Thanks to these general sales conditions, the company may choose, within certain limits, a more favourable legal context guaranteeing better management of its debts.
General conditions must meet two conditions:
- The other party must accept them;
- they must be valid (they cannot be undue).
Acceptance of the general conditions
The general conditions do not only concern an abusive situation towards the buyer or an imbalance between the parties but also demonstrate that your creditor has knowledge of said conditions and that they have understood and accepted them.
The creditor must have had the opportunity to consult the content of the general conditions before or no later than the time of concluding the contract.
It is assumed that the customers are aware of the general conditions if the latter are mentioned on the purchase order, the quote, or any other document provided to them before the conclusion of the contract.

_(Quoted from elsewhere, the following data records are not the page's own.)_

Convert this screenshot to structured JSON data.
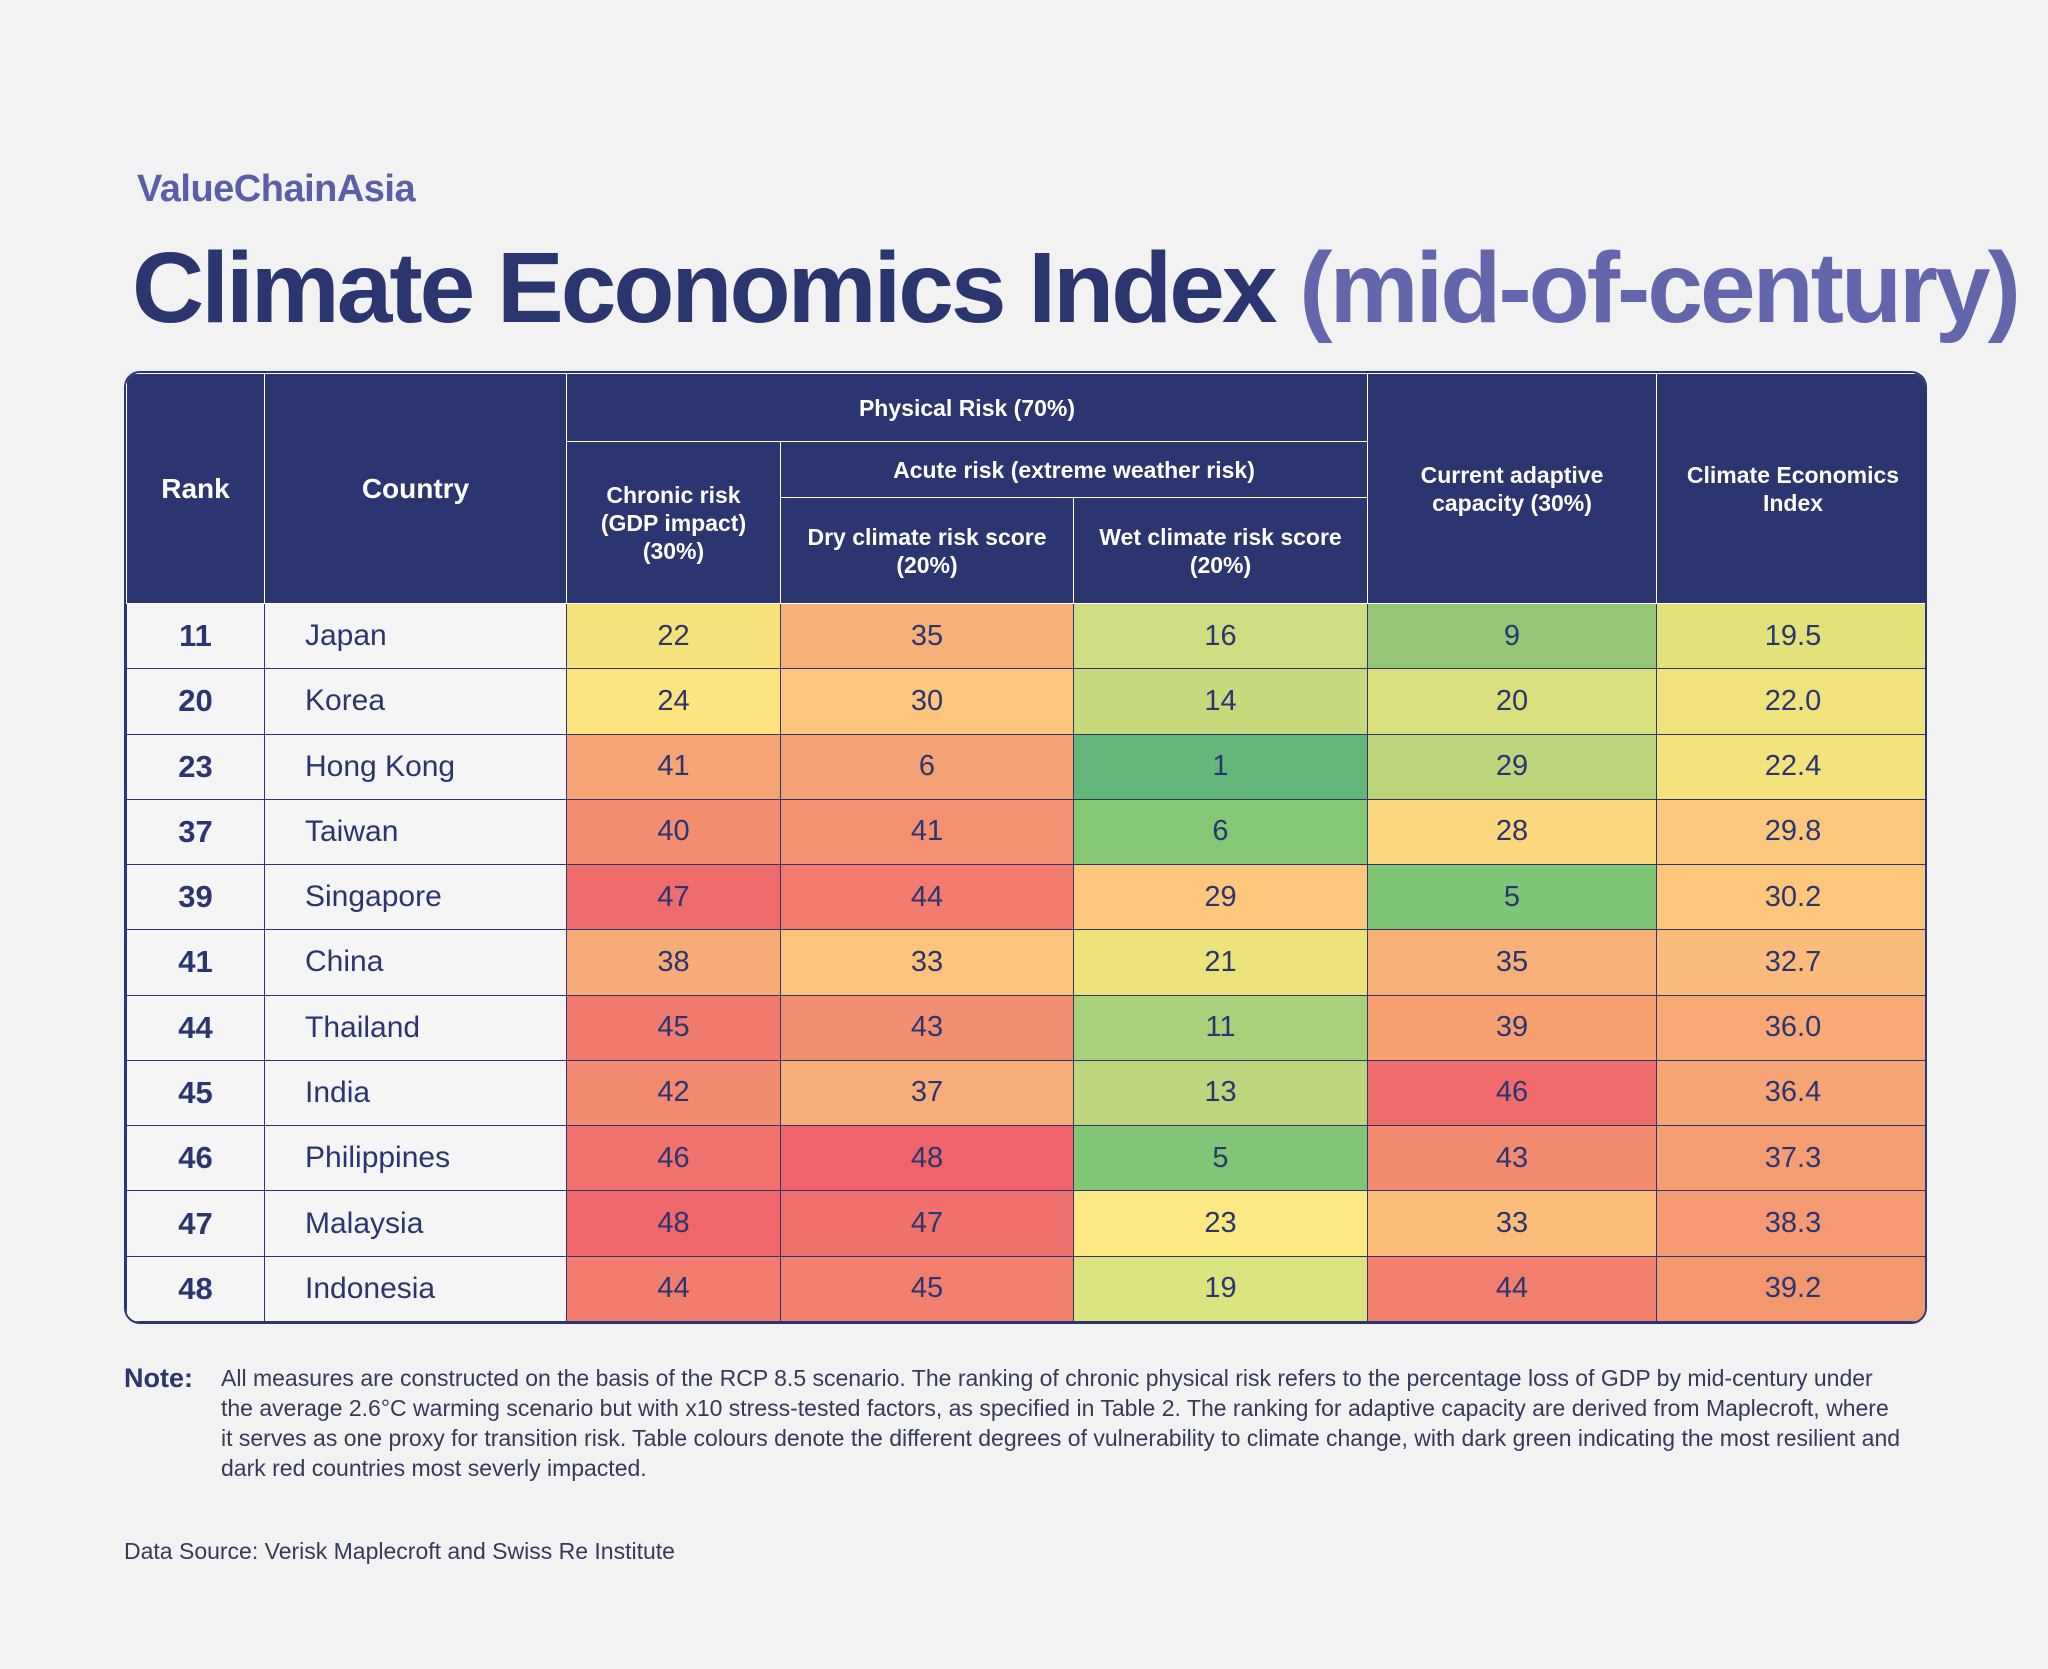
{
  "brand": "ValueChainAsia",
  "title": {
    "main": "Climate Economics Index",
    "sub": "(mid-of-century)"
  },
  "headers": {
    "rank": "Rank",
    "country": "Country",
    "physical": "Physical Risk (70%)",
    "chronic": "Chronic risk (GDP impact) (30%)",
    "acute": "Acute risk (extreme weather risk)",
    "dry": "Dry climate risk score (20%)",
    "wet": "Wet climate risk score (20%)",
    "adaptive": "Current adaptive capacity (30%)",
    "cei": "Climate Economics Index"
  },
  "chart_data": {
    "type": "table",
    "title": "Climate Economics Index (mid-of-century)",
    "columns": [
      "Rank",
      "Country",
      "Chronic risk (GDP impact) (30%)",
      "Dry climate risk score (20%)",
      "Wet climate risk score (20%)",
      "Current adaptive capacity (30%)",
      "Climate Economics Index"
    ],
    "rows": [
      {
        "rank": "11",
        "country": "Japan",
        "chronic": "22",
        "dry": "35",
        "wet": "16",
        "adaptive": "9",
        "cei": "19.5"
      },
      {
        "rank": "20",
        "country": "Korea",
        "chronic": "24",
        "dry": "30",
        "wet": "14",
        "adaptive": "20",
        "cei": "22.0"
      },
      {
        "rank": "23",
        "country": "Hong Kong",
        "chronic": "41",
        "dry": "6",
        "wet": "1",
        "adaptive": "29",
        "cei": "22.4"
      },
      {
        "rank": "37",
        "country": "Taiwan",
        "chronic": "40",
        "dry": "41",
        "wet": "6",
        "adaptive": "28",
        "cei": "29.8"
      },
      {
        "rank": "39",
        "country": "Singapore",
        "chronic": "47",
        "dry": "44",
        "wet": "29",
        "adaptive": "5",
        "cei": "30.2"
      },
      {
        "rank": "41",
        "country": "China",
        "chronic": "38",
        "dry": "33",
        "wet": "21",
        "adaptive": "35",
        "cei": "32.7"
      },
      {
        "rank": "44",
        "country": "Thailand",
        "chronic": "45",
        "dry": "43",
        "wet": "11",
        "adaptive": "39",
        "cei": "36.0"
      },
      {
        "rank": "45",
        "country": "India",
        "chronic": "42",
        "dry": "37",
        "wet": "13",
        "adaptive": "46",
        "cei": "36.4"
      },
      {
        "rank": "46",
        "country": "Philippines",
        "chronic": "46",
        "dry": "48",
        "wet": "5",
        "adaptive": "43",
        "cei": "37.3"
      },
      {
        "rank": "47",
        "country": "Malaysia",
        "chronic": "48",
        "dry": "47",
        "wet": "23",
        "adaptive": "33",
        "cei": "38.3"
      },
      {
        "rank": "48",
        "country": "Indonesia",
        "chronic": "44",
        "dry": "45",
        "wet": "19",
        "adaptive": "44",
        "cei": "39.2"
      }
    ],
    "cell_colors": [
      [
        "#f5e27a",
        "#f6b078",
        "#cfdd82",
        "#95c677",
        "#e3e17a"
      ],
      [
        "#fde47e",
        "#fdc57d",
        "#c6d97d",
        "#d9df7c",
        "#f0e27c"
      ],
      [
        "#f6a473",
        "#f4a176",
        "#64b77b",
        "#bcd57b",
        "#f4e27c"
      ],
      [
        "#f48d6f",
        "#f2906f",
        "#86c777",
        "#fbd77e",
        "#fcc87d"
      ],
      [
        "#ef6c6c",
        "#f27b6e",
        "#fdc77e",
        "#7ec576",
        "#fcc67d"
      ],
      [
        "#f7ac77",
        "#fcc37d",
        "#ece37b",
        "#f6b078",
        "#fbbb7a"
      ],
      [
        "#f07a6d",
        "#f28e71",
        "#a9d17c",
        "#f6a072",
        "#f8a976"
      ],
      [
        "#f38a70",
        "#f6ad77",
        "#bdd67e",
        "#ef6c6a",
        "#f7a574"
      ],
      [
        "#ef736c",
        "#ef6369",
        "#82c577",
        "#f28b70",
        "#f69d74"
      ],
      [
        "#ef6769",
        "#f0706c",
        "#fde983",
        "#fcbd7b",
        "#f59a74"
      ],
      [
        "#f27c6e",
        "#f27e6e",
        "#dbe47f",
        "#f27e6e",
        "#f3976f"
      ]
    ]
  },
  "note": {
    "label": "Note:",
    "text": "All measures are constructed on the basis of the RCP 8.5 scenario. The ranking of chronic physical risk refers to the percentage loss of GDP by mid-century under the average 2.6°C warming scenario but with x10 stress-tested factors, as specified in Table 2. The ranking for adaptive capacity are derived from Maplecroft, where it serves as one proxy for transition risk. Table colours denote the different degrees of vulnerability to climate change, with dark green indicating the most resilient and dark red countries most severly impacted."
  },
  "source": "Data Source: Verisk Maplecroft and Swiss Re Institute"
}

In addition, the creditor must have accepted the general conditions either expressly or tacitly
The validity conditions of the general conditions
The clauses of the general conditions may not be illegitimate.
The law protects the consumer, which is to say: any individual or legal entity who decides to acquire the products or services or to use them, outside of any professional activity.
For this reason, it is strictly prohibited to use a contractual clause which will create a clear imbalance between the rights and duties of the parties. If such an illegitimate clause is included in the general conditions, the contract between the retailer and the consumer will be considered as null and void.
For example, it is prohibited to set out relatively short delays for a defect to be notified to the seller, to require the consumer to waive all recourse against the seller, to fluctuate prices depending solely on the wishes of the seller.